As mentioned earlier, the effect of FFP on the pre-transfusion INR was considered in a group of 57 patients who received appropriate transfusion of FFP. In this group, 64.9% patients showed a significant improvement in the INR per unit of FFP, using the formula derived by Holland and Brooks.[23] We studied two effects of FFP on INR, first, the objective improvement in the pre-transfusion INR value and second, the probability of a significant improvement in the pre-transfusion INR. There was a linear relationship (r=0.89, degree of freedom 55, critical value for significance 0.273) between the pre-transfusion INR and improvement in INR value per unit of FFP. This is consistent with the findings of Holland and Brooks.[23] In other words, the improvement in INR was more in those patients who had a high pre-transfusion INR. We also found that significant improvement in the INR was less likely in patients who had a low pre-transfusion INR and more likely in those patients who had a high pre-transfusion INR.

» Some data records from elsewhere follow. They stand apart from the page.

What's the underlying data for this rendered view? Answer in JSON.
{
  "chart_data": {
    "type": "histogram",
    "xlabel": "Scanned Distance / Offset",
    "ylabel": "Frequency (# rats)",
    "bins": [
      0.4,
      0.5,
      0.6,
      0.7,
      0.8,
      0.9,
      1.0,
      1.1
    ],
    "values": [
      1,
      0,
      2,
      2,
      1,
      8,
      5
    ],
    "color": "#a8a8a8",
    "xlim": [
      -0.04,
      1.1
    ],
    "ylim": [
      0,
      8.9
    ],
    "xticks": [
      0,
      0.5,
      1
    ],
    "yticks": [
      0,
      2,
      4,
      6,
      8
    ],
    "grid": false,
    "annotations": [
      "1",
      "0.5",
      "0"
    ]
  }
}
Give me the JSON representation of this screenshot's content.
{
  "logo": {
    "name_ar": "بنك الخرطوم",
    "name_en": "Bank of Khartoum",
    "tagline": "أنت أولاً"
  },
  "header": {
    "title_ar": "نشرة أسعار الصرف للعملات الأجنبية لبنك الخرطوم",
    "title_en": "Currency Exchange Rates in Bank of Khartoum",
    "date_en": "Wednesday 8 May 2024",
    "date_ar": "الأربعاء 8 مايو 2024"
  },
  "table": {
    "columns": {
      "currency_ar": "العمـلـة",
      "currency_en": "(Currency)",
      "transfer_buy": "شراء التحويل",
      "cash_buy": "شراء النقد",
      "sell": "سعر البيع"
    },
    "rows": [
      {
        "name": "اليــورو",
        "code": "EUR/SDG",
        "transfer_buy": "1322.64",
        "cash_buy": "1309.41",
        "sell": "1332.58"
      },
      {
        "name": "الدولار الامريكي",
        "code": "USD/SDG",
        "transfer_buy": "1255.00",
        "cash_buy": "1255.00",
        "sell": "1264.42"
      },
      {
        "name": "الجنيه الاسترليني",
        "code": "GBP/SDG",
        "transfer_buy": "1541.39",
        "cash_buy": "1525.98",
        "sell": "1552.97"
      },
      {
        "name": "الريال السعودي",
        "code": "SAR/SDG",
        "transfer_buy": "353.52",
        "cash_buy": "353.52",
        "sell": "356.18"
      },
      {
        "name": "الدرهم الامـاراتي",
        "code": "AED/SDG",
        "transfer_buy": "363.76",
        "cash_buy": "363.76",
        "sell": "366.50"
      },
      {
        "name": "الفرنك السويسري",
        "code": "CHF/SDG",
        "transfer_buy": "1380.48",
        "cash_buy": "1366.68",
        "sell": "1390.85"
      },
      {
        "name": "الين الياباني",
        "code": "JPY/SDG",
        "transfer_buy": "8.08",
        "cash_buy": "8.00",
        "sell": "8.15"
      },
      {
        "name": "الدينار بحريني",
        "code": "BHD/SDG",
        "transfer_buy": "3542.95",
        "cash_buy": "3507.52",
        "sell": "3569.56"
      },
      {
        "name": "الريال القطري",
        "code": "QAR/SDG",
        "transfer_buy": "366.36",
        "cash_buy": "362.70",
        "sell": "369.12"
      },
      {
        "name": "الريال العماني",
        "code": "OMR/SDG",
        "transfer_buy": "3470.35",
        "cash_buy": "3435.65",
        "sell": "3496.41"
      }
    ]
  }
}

To summarize, those with a high pre-transfusion INR are more likely to be benefited with FFP and show more improvement in INR per unit of FFP. These observations may help us refine the institutional policies regarding FFP usage. Since FFP is a precious product, we propose a preferential use of FFP for those patients who fulfill the guidelines and have a high pre-transfusion INR. We feel that further studies on these lines are required in order to improve the utilization of this important blood product.